A l'oraison mes désirs me faisant souffrir un véritable martyre j'ouvris les épîtres de Saint Paul afin de chercher quelque réponse. Les chapitres XII et XIII de la première épître aux Corinthiens me tombèrent sous les yeux... J'y lus, dans le premier, que tous ne peuvent être apôtres, prophètes, docteurs, etc... que l'Église est composée de différents membres et que l'oeil ne saurait être en même temps la main.    ...La réponse était claire mais ne comblait pas mes désirs, elle ne me donnait pas la paix... Comme Madeleine se baissant toujours auprès du tombeau vide Jn 20,11-18 finit par trouver ce qu'elle cherchait, ainsi, m'abaissant jusque dans les profondeurs de mon néant je m'élevai si haut 45 que je pus atteindre mon but. Sans me décourager je continuai ma lecture et cette phrase me soulagea: "Recherchez avec ardeur les dons les plus parfaits, mais je vais encore vous montrer une voie plus excellente." Et l'Apôtre explique comment tous les dons les plus parfaits ne sont rien sans l'Amour... Que la Charité est la voie excellente qui conduit sûrement à Dieu. Enfin j'avais trouvé le repos... Considérant le corps mystique de l'Église, je ne m'étais reconnue dans aucun des membres décrits par Saint Paul, ou plutôt je voulais me reconnaître en tous... La Charité me donna la clef de ma vocation. Je compris que si l'Église avait un corps, composé de différents membres, le plus nécessaire, le plus noble de tous ne lui manquait pas, je compris que l'Église avait un Coeur, et que ce Coeur était brûlant d'Amour. Je compris que l'Amour seul faisait agir les membres de l'Église, que si l'Amour venait à s'éteindre, les Apôtres n'annonceraient plus l'Évangile, les Martyrs refuseraient de verser leur sang... Je compris que l'Amour renfermait toutes les Vocations, que l'Amour était tout, qu'il embrassait tous les temps et tous les lieux ... en un mot, qu'il est Éternel!...

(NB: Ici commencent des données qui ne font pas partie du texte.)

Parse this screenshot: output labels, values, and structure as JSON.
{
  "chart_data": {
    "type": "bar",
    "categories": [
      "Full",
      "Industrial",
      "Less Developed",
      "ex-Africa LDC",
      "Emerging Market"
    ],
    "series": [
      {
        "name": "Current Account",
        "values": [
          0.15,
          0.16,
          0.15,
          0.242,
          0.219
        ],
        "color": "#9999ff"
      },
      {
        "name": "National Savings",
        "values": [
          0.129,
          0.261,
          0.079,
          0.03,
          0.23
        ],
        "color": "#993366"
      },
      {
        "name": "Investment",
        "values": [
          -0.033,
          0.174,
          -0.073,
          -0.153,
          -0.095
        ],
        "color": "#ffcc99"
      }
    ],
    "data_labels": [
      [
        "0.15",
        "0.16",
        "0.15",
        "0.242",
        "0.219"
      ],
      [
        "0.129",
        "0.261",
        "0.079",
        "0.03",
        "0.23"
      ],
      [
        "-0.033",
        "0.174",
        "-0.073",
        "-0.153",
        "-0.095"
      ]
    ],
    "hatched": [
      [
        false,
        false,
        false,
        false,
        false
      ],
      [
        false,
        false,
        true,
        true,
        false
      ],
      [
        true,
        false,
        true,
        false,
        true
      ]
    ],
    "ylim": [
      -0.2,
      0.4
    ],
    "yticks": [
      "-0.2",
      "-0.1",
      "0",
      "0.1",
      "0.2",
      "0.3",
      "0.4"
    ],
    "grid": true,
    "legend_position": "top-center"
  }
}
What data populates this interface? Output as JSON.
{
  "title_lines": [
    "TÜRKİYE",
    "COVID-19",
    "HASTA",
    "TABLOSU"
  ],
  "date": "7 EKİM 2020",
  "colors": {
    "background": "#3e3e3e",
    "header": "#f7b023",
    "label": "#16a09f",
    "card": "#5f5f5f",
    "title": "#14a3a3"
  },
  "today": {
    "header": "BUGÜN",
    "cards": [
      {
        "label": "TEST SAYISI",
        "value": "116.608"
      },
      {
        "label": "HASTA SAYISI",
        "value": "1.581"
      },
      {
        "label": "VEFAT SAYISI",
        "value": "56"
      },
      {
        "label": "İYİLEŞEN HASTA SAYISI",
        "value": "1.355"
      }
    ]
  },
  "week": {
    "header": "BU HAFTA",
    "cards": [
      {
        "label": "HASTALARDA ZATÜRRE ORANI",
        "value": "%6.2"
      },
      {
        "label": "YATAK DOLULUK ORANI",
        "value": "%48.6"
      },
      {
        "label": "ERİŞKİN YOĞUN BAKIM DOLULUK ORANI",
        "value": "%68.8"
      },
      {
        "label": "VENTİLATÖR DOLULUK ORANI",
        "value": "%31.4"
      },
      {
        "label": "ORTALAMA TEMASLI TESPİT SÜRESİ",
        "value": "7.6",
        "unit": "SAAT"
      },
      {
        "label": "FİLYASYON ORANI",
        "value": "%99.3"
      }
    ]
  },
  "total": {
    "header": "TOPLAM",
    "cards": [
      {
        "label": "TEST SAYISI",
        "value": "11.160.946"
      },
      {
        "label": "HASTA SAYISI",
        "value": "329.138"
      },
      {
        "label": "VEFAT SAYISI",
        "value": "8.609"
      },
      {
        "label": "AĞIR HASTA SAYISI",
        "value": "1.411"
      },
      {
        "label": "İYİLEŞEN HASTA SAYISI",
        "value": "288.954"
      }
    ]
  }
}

Alors, dans l'excès de ma joie délirante, je me suis écriée: O Jésus, mon Amour... ma vocation, enfin je l'ai trouvée, ma vocation, c'est l'Amour!...

Oui j'ai trouvé ma place dans l'Église et cette place, ô mon Dieu, c'est vous qui me l'avez donnée... dans le Coeur de l'Église, ma Mère, je serai l'Amour... ainsi je serai tout... ainsi mon rêve sera réalisé!!!...

Pourquoi parler d'une joie délirante, non cette expression n'est pas juste, c'est plutôt la paix calme et sereine du navigateur apercevant le phare qui doit le conduire au port... O Phare lumineux de l'amour, je sais comment arriver jusqu'à toi, j'ai trouvé le secret de m'approprier ta flamme.